The actual seizure of the earl appears to have been attended by circumstances of which we are only informed from a somewhat unexpected quarter. Mathew Paris, from his connection with St. Albans, has been able to preserve in his Historia Anglorum the local tradition of the event. From this we learn, firstly, that there was a struggle; secondly, that there was a flagrant violation of the right of sanctuary. The struggle, indeed, was so sharp that the Earl of Arundel, whom we know to have been an old opponent of Geoffrey (see p. 323), was rolled over, horse and all, and nearly drowned in "Holywell." The fact that this tussle took place in the open would seem to imply that the whole of this highly dramatic episode took place out of doors.[630] As to the other of these two points, it is clear that there was something discreditable to Stephen, according to the opinion of the time, in his sudden seizure of the earl. William of Newburgh observes that he acted "non quidem honeste et secundum jus gentium, sed pro merito ejus et metu; scilicet, quod expediret quam quod deceret plus attendens." Henry of Huntingdon similarly writes that such a step was "magis secundum retributionem nequitiæ consulis quam secundum jus gentium, magis ex necessitate quam ex honestate."[631] The Chronicle of Walden, also, complains of the circumstances of his arrest;[632] and even the panegyrist of Stephen is anxious to clear his fame by imputing to the barons the suggestion of what he admits to be a questionable act, and claiming for the king the credit of reluctance to adopt their advice.[633]
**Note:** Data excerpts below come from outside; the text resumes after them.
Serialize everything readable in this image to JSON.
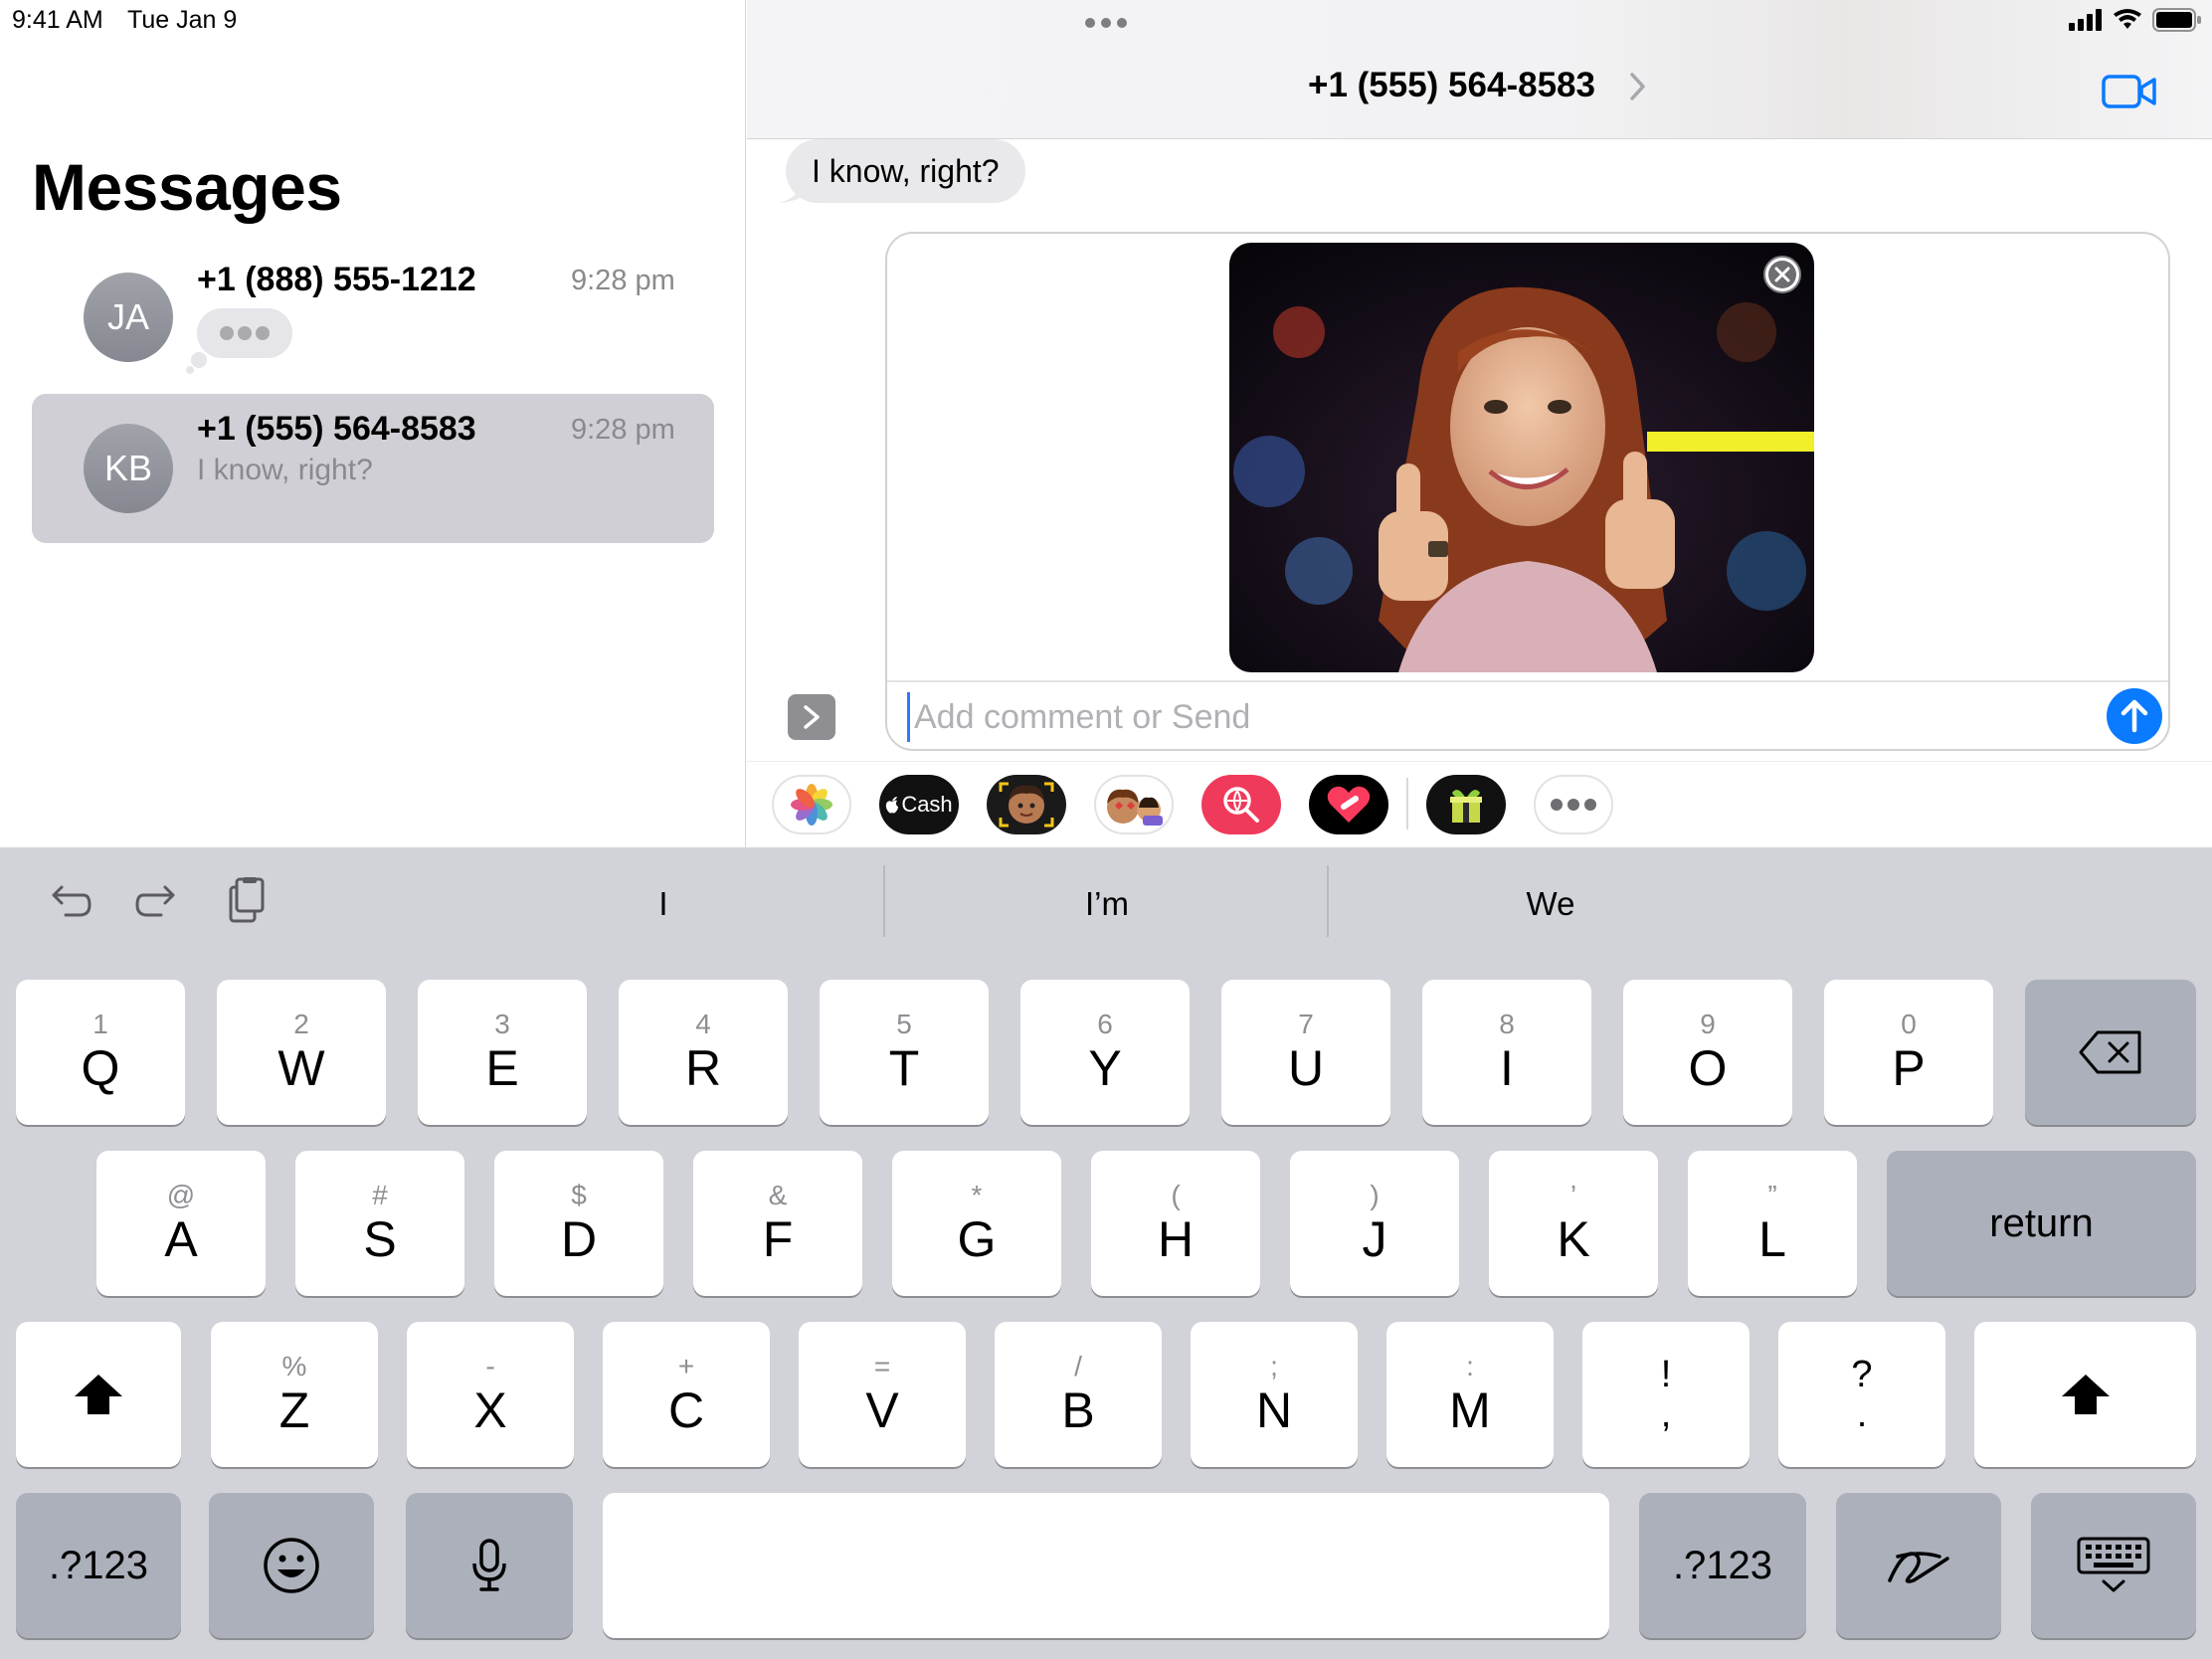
{
  "status_bar": {
    "time": "9:41 AM",
    "date": "Tue Jan 9"
  },
  "sidebar": {
    "title": "Messages",
    "conversations": [
      {
        "initials": "JA",
        "name": "+1 (888) 555-1212",
        "time": "9:28 pm",
        "typing": true
      },
      {
        "initials": "KB",
        "name": "+1 (555) 564-8583",
        "time": "9:28 pm",
        "preview": "I know, right?",
        "selected": true
      }
    ]
  },
  "chat": {
    "title": "+1 (555) 564-8583",
    "incoming_message": "I know, right?",
    "compose_placeholder": "Add comment or Send"
  },
  "app_strip": [
    "photos-icon",
    "apple-cash-icon",
    "memoji-camera-icon",
    "memoji-stickers-icon",
    "image-search-icon",
    "digital-touch-icon",
    "gift-icon",
    "more-apps-icon"
  ],
  "app_strip_labels": {
    "cash": "Cash"
  },
  "keyboard": {
    "suggestions": [
      "I",
      "I’m",
      "We"
    ],
    "row1": [
      {
        "s": "1",
        "p": "Q"
      },
      {
        "s": "2",
        "p": "W"
      },
      {
        "s": "3",
        "p": "E"
      },
      {
        "s": "4",
        "p": "R"
      },
      {
        "s": "5",
        "p": "T"
      },
      {
        "s": "6",
        "p": "Y"
      },
      {
        "s": "7",
        "p": "U"
      },
      {
        "s": "8",
        "p": "I"
      },
      {
        "s": "9",
        "p": "O"
      },
      {
        "s": "0",
        "p": "P"
      }
    ],
    "row2": [
      {
        "s": "@",
        "p": "A"
      },
      {
        "s": "#",
        "p": "S"
      },
      {
        "s": "$",
        "p": "D"
      },
      {
        "s": "&",
        "p": "F"
      },
      {
        "s": "*",
        "p": "G"
      },
      {
        "s": "(",
        "p": "H"
      },
      {
        "s": ")",
        "p": "J"
      },
      {
        "s": "’",
        "p": "K"
      },
      {
        "s": "”",
        "p": "L"
      }
    ],
    "row3": [
      {
        "s": "%",
        "p": "Z"
      },
      {
        "s": "-",
        "p": "X"
      },
      {
        "s": "+",
        "p": "C"
      },
      {
        "s": "=",
        "p": "V"
      },
      {
        "s": "/",
        "p": "B"
      },
      {
        "s": ";",
        "p": "N"
      },
      {
        "s": ":",
        "p": "M"
      },
      {
        "s": "!",
        "p": ","
      },
      {
        "s": "?",
        "p": "."
      }
    ],
    "return_label": "return",
    "numbers_label": ".?123"
  }
}
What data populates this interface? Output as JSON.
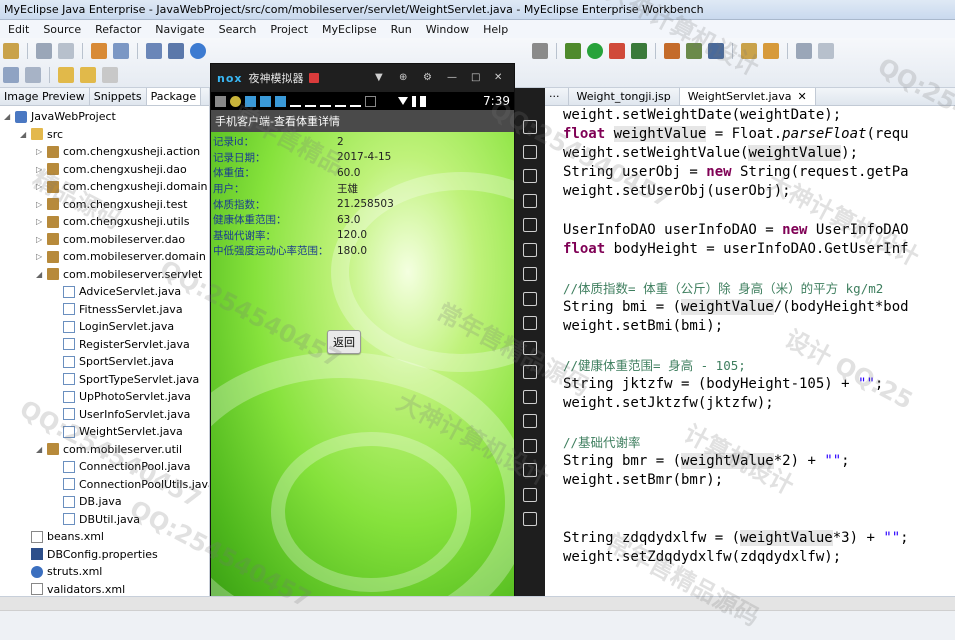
{
  "window": {
    "title": "MyEclipse Java Enterprise - JavaWebProject/src/com/mobileserver/servlet/WeightServlet.java - MyEclipse Enterprise Workbench"
  },
  "menu": [
    "Edit",
    "Source",
    "Refactor",
    "Navigate",
    "Search",
    "Project",
    "MyEclipse",
    "Run",
    "Window",
    "Help"
  ],
  "explorer": {
    "tabs": [
      "Image Preview",
      "Snippets",
      "Package"
    ],
    "items": [
      {
        "label": "JavaWebProject",
        "type": "project",
        "indent": 0
      },
      {
        "label": "src",
        "type": "folder",
        "indent": 1
      },
      {
        "label": "com.chengxusheji.action",
        "type": "pkg",
        "indent": 2
      },
      {
        "label": "com.chengxusheji.dao",
        "type": "pkg",
        "indent": 2
      },
      {
        "label": "com.chengxusheji.domain",
        "type": "pkg",
        "indent": 2
      },
      {
        "label": "com.chengxusheji.test",
        "type": "pkg",
        "indent": 2
      },
      {
        "label": "com.chengxusheji.utils",
        "type": "pkg",
        "indent": 2
      },
      {
        "label": "com.mobileserver.dao",
        "type": "pkg",
        "indent": 2
      },
      {
        "label": "com.mobileserver.domain",
        "type": "pkg",
        "indent": 2
      },
      {
        "label": "com.mobileserver.servlet",
        "type": "pkg",
        "indent": 2
      },
      {
        "label": "AdviceServlet.java",
        "type": "java",
        "indent": 3
      },
      {
        "label": "FitnessServlet.java",
        "type": "java",
        "indent": 3
      },
      {
        "label": "LoginServlet.java",
        "type": "java",
        "indent": 3
      },
      {
        "label": "RegisterServlet.java",
        "type": "java",
        "indent": 3
      },
      {
        "label": "SportServlet.java",
        "type": "java",
        "indent": 3
      },
      {
        "label": "SportTypeServlet.java",
        "type": "java",
        "indent": 3
      },
      {
        "label": "UpPhotoServlet.java",
        "type": "java",
        "indent": 3
      },
      {
        "label": "UserInfoServlet.java",
        "type": "java",
        "indent": 3
      },
      {
        "label": "WeightServlet.java",
        "type": "java",
        "indent": 3
      },
      {
        "label": "com.mobileserver.util",
        "type": "pkg",
        "indent": 2
      },
      {
        "label": "ConnectionPool.java",
        "type": "java",
        "indent": 3
      },
      {
        "label": "ConnectionPoolUtils.java",
        "type": "java",
        "indent": 3
      },
      {
        "label": "DB.java",
        "type": "java",
        "indent": 3
      },
      {
        "label": "DBUtil.java",
        "type": "java",
        "indent": 3
      },
      {
        "label": "beans.xml",
        "type": "xml",
        "indent": 1
      },
      {
        "label": "DBConfig.properties",
        "type": "props",
        "indent": 1
      },
      {
        "label": "struts.xml",
        "type": "struts",
        "indent": 1
      },
      {
        "label": "validators.xml",
        "type": "xml",
        "indent": 1
      }
    ]
  },
  "emulator": {
    "brand": "nox",
    "name": "夜神模拟器",
    "time": "7:39",
    "app_title": "手机客户端-查看体重详情",
    "fields": [
      {
        "label": "记录id：",
        "value": "2"
      },
      {
        "label": "记录日期：",
        "value": "2017-4-15"
      },
      {
        "label": "体重值：",
        "value": "60.0"
      },
      {
        "label": "用户：",
        "value": "王雄"
      },
      {
        "label": "体质指数：",
        "value": "21.258503"
      },
      {
        "label": "健康体重范围：",
        "value": "63.0"
      },
      {
        "label": "基础代谢率：",
        "value": "120.0"
      },
      {
        "label": "中低强度运动心率范围：",
        "value": "180.0"
      }
    ],
    "back_label": "返回"
  },
  "editor": {
    "tabs": [
      "Weight_tongji.jsp",
      "WeightServlet.java"
    ],
    "close_glyph": "✕"
  },
  "watermarks": [
    "大神计算机设计",
    "QQ:2545404",
    "常年售精品",
    "精品源码",
    "QQ:254540457",
    "大神计算机设计",
    "QQ:254540457",
    "常年售精品源码",
    "设计 QQ:25",
    "QQ:254540457",
    "大神计算机设计",
    "计算机设计",
    "QQ:254540457",
    "常年售精品源码"
  ]
}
But there was a more serious charge brought against the king than that of dishonourable behaviour to the earl. He was accused of violating by his conduct the rights of sanctuary of St. Albans, though he had sworn, we are told, not to do so, and had taken part so shortly before in that council of London at which such violations were denounced. The abbot's knights, indeed, went so far as to resist by force of arms this outrage on the Church's rights.[634] It is clearly to the contest thus caused, rather than (as implied by Mathew) to the actual arrest of Geoffrey, that we must assign the struggle in which the Earl of Arundel was unhorsed by Walchelin de Oxeai, for Walchelin was one of the abbey's knights, and was, therefore, fighting in her cause.[635]

Though the friends of the earl interceded on his behalf,[636] the king had no alternative but to complete what he had begun. After what he had done there could be no hope of reconciliation with the earl. Geoffrey was offered the usual choice; either he must surrender his castles, or he must go to the gallows. Taken to London, he was clearly made, according to the practice in these cases, to order his own garrison to surrender to the king. Thus he saw the fortress which he had himself done so much to strengthen, the source of his power and of his pride, pass for ever from his grasp. He had also to surrender, before regaining his freedom, his ancestral Essex strongholds of Pleshy and Saffron Walden.[637]

The earl's impotent rage when he found himself thus overreached is dwelt on by all the chroniclers.[638] The king's move, moreover, had now forced his hand, and the revolt so carefully planned could no longer be delayed, but broke out prematurely at a time when the Empress was not in a position to offer effective co-operation.